EU governments soon will decide whether to move ahead with visa-free travel at a time when many Europeans are wary of mass migration. With the deals, more than 120 million people from neighboring countries would be free to start entering the bloc without visas in coming months.

On Thursday, senior member-state officials are expected to discuss the visa deals and appropriate safeguard mechanisms during meetings in Brussels.

The European Commission last week recommended a visa-free deal for Ukraine's 45 million citizens. Georgia won EU backing for its visa-free bid last month, but Kosovo has been told it still has work to do for its application to succeed.

Turkey, which has agreed to take back thousands of Syrian and other asylum seekers who cross from the country to Greece, has said its help with the migration crisis depends on whether the bloc agrees by the end of June to allow the country's 80 million citizens visa-free access to the EU.

The European Union's executive will report next week on Turkey's progress in fulfilling the requirements for Brussels' backing of its bid. EU officials say a positive assessment is likely.

The visa decisions come at a difficult moment for the bloc. Any step that could trigger an increase in illegal migration or ease access for people who pose security threats could create a fresh backlash against Brussels and governments that approve the decisions.

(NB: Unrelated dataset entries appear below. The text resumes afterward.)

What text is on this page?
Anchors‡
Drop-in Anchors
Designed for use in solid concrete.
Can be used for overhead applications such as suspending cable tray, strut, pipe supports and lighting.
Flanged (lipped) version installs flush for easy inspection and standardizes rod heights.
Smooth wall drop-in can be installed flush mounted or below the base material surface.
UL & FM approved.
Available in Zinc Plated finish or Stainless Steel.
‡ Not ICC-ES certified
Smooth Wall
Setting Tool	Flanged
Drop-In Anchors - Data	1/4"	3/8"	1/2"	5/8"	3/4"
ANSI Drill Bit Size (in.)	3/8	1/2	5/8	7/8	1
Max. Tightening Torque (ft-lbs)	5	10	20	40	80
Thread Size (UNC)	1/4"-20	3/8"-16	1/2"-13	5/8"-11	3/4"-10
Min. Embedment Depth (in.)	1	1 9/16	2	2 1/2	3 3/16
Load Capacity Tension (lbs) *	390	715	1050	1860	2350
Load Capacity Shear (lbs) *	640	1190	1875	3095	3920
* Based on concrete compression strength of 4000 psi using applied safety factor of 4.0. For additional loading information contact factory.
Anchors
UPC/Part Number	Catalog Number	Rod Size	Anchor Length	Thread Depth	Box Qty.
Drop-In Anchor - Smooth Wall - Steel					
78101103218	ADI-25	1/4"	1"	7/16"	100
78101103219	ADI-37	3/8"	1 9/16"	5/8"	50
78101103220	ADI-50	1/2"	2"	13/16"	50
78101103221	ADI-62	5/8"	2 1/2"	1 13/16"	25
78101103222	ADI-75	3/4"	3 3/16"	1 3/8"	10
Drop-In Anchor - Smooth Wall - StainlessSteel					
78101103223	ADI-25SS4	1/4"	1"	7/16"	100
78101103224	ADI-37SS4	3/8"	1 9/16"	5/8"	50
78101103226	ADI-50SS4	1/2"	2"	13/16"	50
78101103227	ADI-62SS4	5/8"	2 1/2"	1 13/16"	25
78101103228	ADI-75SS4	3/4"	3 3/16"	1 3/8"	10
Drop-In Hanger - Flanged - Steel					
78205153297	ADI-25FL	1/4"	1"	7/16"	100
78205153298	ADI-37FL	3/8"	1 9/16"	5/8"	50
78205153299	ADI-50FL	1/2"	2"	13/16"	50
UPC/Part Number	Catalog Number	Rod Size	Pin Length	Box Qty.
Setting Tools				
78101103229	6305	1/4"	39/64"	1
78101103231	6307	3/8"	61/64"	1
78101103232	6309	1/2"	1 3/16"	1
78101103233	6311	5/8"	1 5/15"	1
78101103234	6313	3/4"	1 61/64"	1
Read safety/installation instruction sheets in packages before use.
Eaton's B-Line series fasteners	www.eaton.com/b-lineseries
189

EU officials insist the visa-free agreements are low-risk. The visas last for only 90 days and don't give tourists any rights to work. According to an internal document produced by the European Commission, only 4.4% of short-stay Turkish visa applications in 2014 were refused, and there were only 8,270 Turkish citizens found illegally in the EU.

Current safeguards already allow for an agreement to be suspended for a short period of time and as a last resort if there is a surge in people from a non-EU country staying illegally; a big increase in unfounded asylum requests; or a jump in refusals by a country to take back migrants whose asylum claims are rejected.

Still, there is growing unease in some capitals, diplomats say, that the current safeguards aren't sufficient. ahead of such a big potential influx of future visitors. The process of suspending an agreement is currently "too cumbersome and difficult," said one senior diplomat. It takes too long and depends on one member state being prepared to publicly call for an agreement to be frozen. No visa-free deal has ever been suspended.

Ahead of Thursday's discussions among senior EU officials, the EU's most powerful countries, France and Germany, circulated a set of proposals to kick off what is likely to be a critical debate. The stronger the protection mechanism created, the more likely the visa-free bids are to win approval. However, the snapback mechanism could also trigger complaints by Ukraine, Turkey and others.

While diplomats said the paper is only a starting point for discussions, if adopted it would broadly expand member states' scope for suspending and potentially scrapping a visa-free deal. One diplomat, who is neither French nor German, said there is support for some form of snap-back mechanism from "a number of member states."

The paper says the current safeguard clause is not an "efficient mechanism" for suspending agreements. It proposes significantly reducing the European Commission's leeway for continuing an agreement when one of the safeguard criteria is breached.

Once a deal is signed, the paper says, the European Commission should report regularly on a range of other themes to judge whether the broader conditions for a visa-free deal are met. These could include "efficiency of the fight against corruption, organized crime, document fraud, illegal-border crossings and overall quality of cooperation in the field of readmission of irregular migrants," the paper says.

It suggests easing the process for triggering a suspension. If the safeguard conditions are triggered, it says, a majority of member states would be required to block the suspension—which would last for six months—rather than to approve the suspension. It would also allow the EU permanently and automatically to move back a country to the list of nations without visa-free access unless the problem that triggered the suspension was fixed.